In 1867, Theresa Sickles died at the age of 31. General Sickles remarried four years later to Carolina Creash, whom he had met while serving as the “Yankee King of Spain,” as he called it. He was forced to resign in 1873, but not before reportedly carrying on a steamy affair with the deposed Queen Isabella II.

Not surprisingly, his second marriage was a disaster and he and his wife were estranged for almost 30 years when she refused to return with him to the United States. Sickles managed to stay busy, though. He was president of the New York State Board of Civil Service Commissioners from 1888 to 1889, sheriff of New York in 1890, and again a representative in the 53rd Congress from 1893 to 1895. For most of his postwar life, he was the chairman of the New York Monuments Commission, but he was forced out when $27,000 was found to have been embezzled.

Daniel Sickles in 1902
He had an important part in efforts to preserve the Gettysburg Battlefield, sponsoring legislation to form the Gettysburg National Military Park, buy up private lands, and erect monuments.
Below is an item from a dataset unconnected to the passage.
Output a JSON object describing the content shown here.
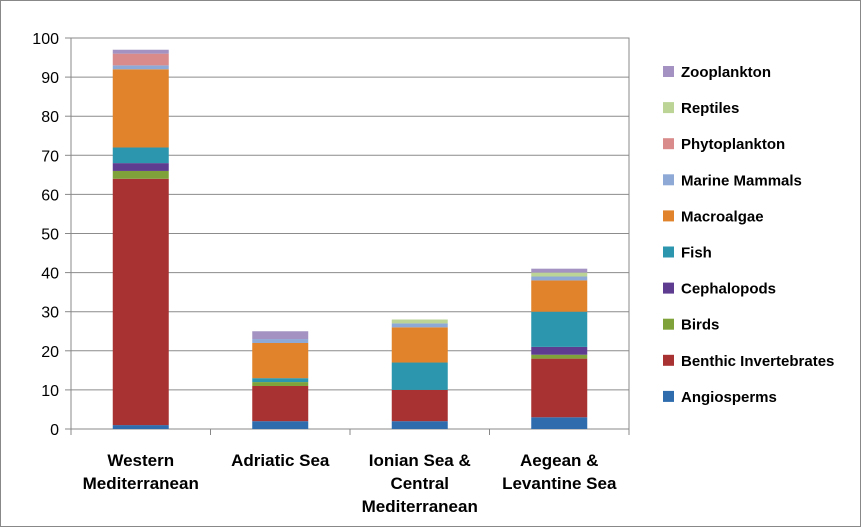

One of his contributions was procuring the original fencing used on East Cemetery Hill to mark the park's borders. This fencing came directly from Lafayette Square in Washington, D.C. – where he had killed Phillip Barton Key.

Of the principal senior generals who fought at Gettysburg, virtually all, with the conspicuous exception of Sickles, have been memorialized with statues at Gettysburg. When asked why there was no memorial to him, Sickles supposedly said, "The entire battlefield is a memorial to Dan Sickles." However, there was, in fact, a memorial commissioned to include a bust of Sickles, the monument to the New York Excelsior Brigade. It was rumored that the money appropriated for the bust was stolen by Sickles himself; the monument is displayed in the Peach Orchard with a figure of an eagle instead of Sickles' likeness.

Sickles lived out the remainder of his life in New York City and was said to still be a womanizer in his old age. He died on May 3, 1914 at the age of 94. He was buried in Arlington National Cemetery – except for that one leg, of course. It’s still on display at the National Medical Museum.